Old “Star Trek” fans marvel at how so many of the gadgets and ideas shown on the original show have come into being. One of these is the cell phone, which has now evolved into the smartphone. These devices are found and seen everywhere, even in the hands of very young children. Many people seem to feel naked if they don’t have their phone in hand, which has presented a challenge to food processors all over the world. What do we do with cell phones in our food plants?

With many people so resistant to detach from their phones, the question now is, “What kind of policy should we set up in our plant?” Should cell phones be allowed in the plant? Should they be banned entirely? Should they be allowed in locker rooms, or should they stay in the worker’s vehicle? Food plant managers should think hard on what kind of policy they are going to set up.

The policy should be very simple: No cell phones in the food plant, in the warehouse, on loading docks or elsewhere. Let’s look at why this policy should exist:

1. Cell phones are not sanitary—A person’s cell phone goes everywhere with him or her. This includes the bathroom and dining areas, and it generally rests in back pants pockets or purses. It is, therefore, exposed to everything. There is no way to properly sanitize a cell phone, so it should never go into the plant.

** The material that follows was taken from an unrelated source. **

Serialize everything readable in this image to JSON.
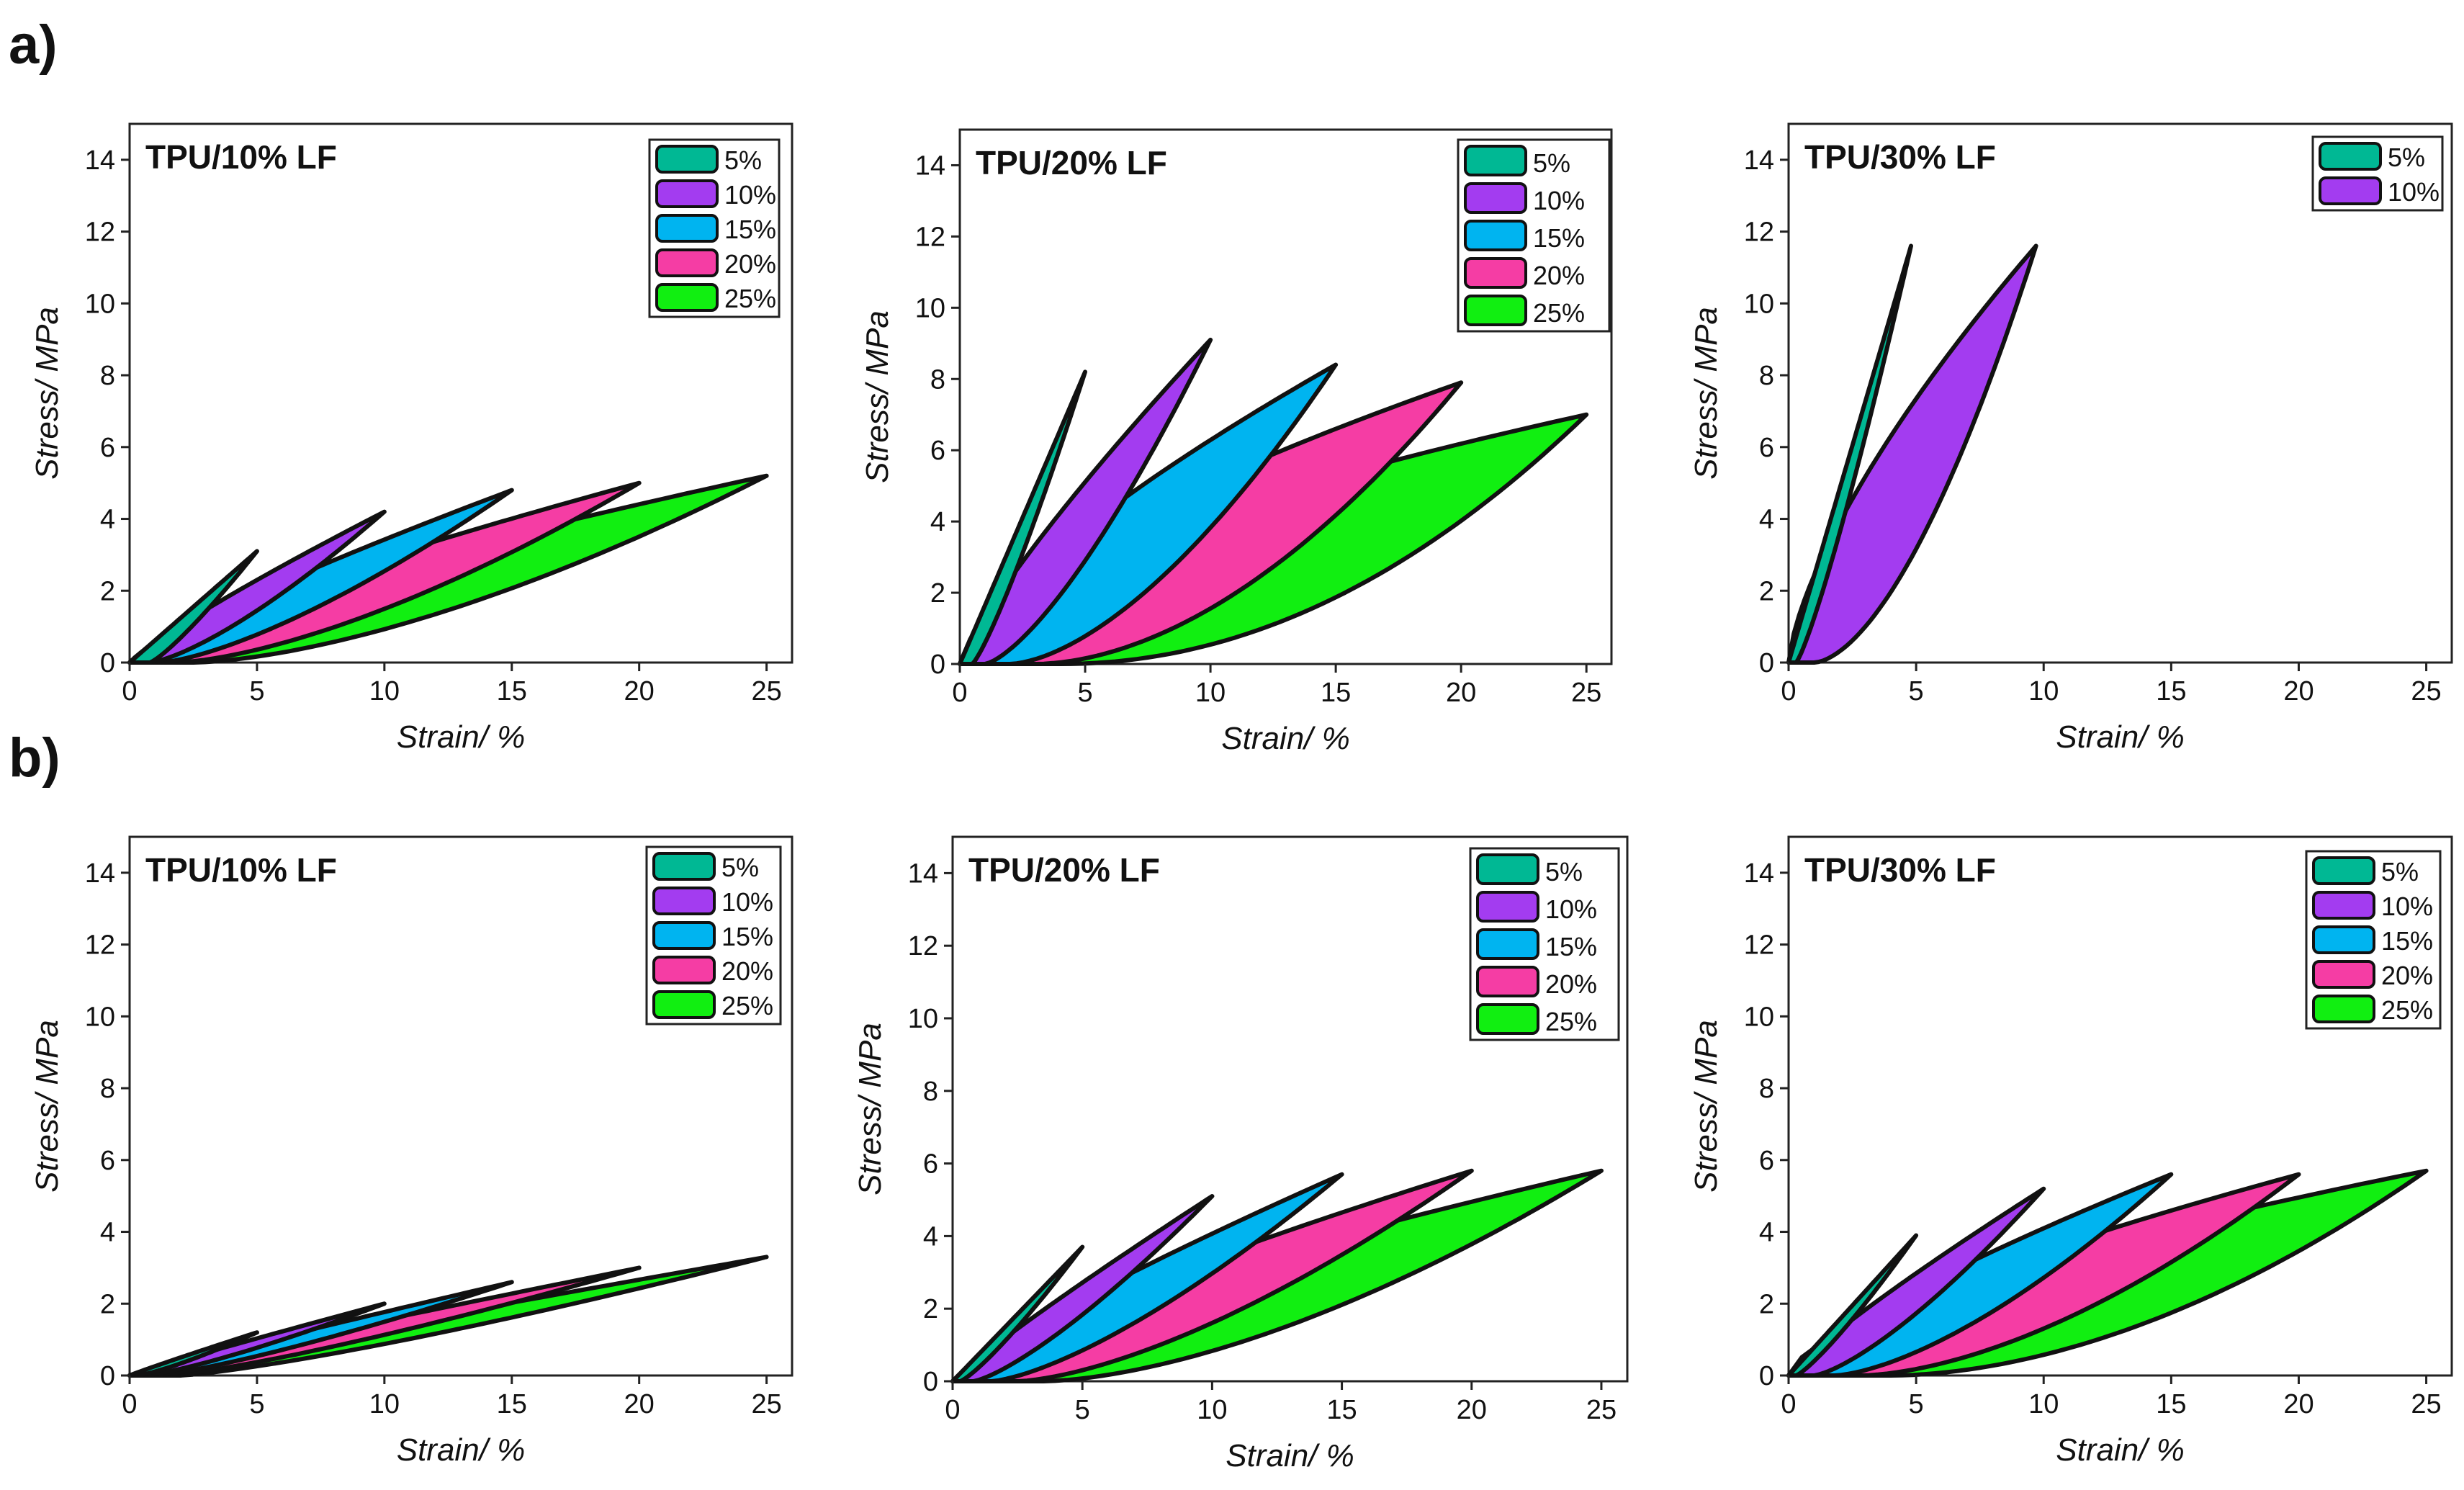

2. Regulatory compliance—The Preventive Controls regulation found in 21 CFR Part 117. (b) under cleanliness states that “All persons working in direct contact with food, food-contact surfaces, and food-packaging materials must conform to hygienic practices while on duty to the extent necessary to protect against allergen cross-contact and against contamination of food. The methods for maintaining cleanliness include storing clothing or other personal belongings in areas other than where food is exposed or where equipment or utensils are washed.” The bottom line is that personal items should never be allowed into a food plant.

3. Cameras—Food processors should establish and maintain strict policies against allowing devices with cameras in their plants. Think back to the recent past and the animal abuse scandal at a slaughter house in Chino, CA. Someone took videos of downer cattle being moved with forklifts to the slaughter. This is not to excuse the operation, which was guilty of blatant abuse, but one wonders, “How and why did someone allow a camera to be brought into their plant?” The author recently worked with a processor that established a no cell phone policy after finding videos of its production operations on the internet. In this case, it was proud employees sharing their experiences, but the bottom line is photographs taken in a plant could create serious problems for a processor. They might reveal trade secrets or, even worse, taken out of context could result in regulatory problems. Some of you may recall a court case from years past in which the Food Lion supermarket chain filed suit against the media for using photographs taken illegally in one of its stores. Food Lion won the suit. The bottom line is photographs could damage both the company and the individual taking them.

Ideally, the policies should apply across the board, that is, to management and staff. Some processors do allow management to bring their cell phones into plants, but is this a good idea? Managers must set an example, so if the workforce sees managers using phones, they will wonder, “Why them and not us?” Other companies have banned cell phones across the board, but do allow managers to carry radios or walkie-talkies. These kinds of communication devices are generally larger and, even though they cannot be properly sanitized, are used only when needed. Other operations simply state that no communication devices whatsoever may be used in plants.

The real challenge, however, is working with employees and management to explain the policy and why compliance is so important. Because cell phones and cell phone usage have evolved to the point where they are literally an extension of people, management needs to clearly explain the elements noted above and make it clear why the company set such a policy.

The company also must be sure that management follows the policy and enforces it throughout the operation. Persons who fail to follow the policy should be warned and, if they continue to violate the policy, either be disciplined or dismissed. The reality of the situation is that someone may have to be fired to let people know that management is serious about such a policy. Since parents rely so heavily on phones to stay in touch with children, plant management needs to develop mechanisms to ensure that family can reach working parents quickly and easily if there is an emergency. This may actually entail bringing back live operators so children will not have to play multiple choice with an electronic system.

So, food processors, think carefully about how you intend to handle cell phones in your operations. They could pose a potential cross-contamination issue, but the real issue is most likely the camera. Hopefully, this piece will provide some food for thought.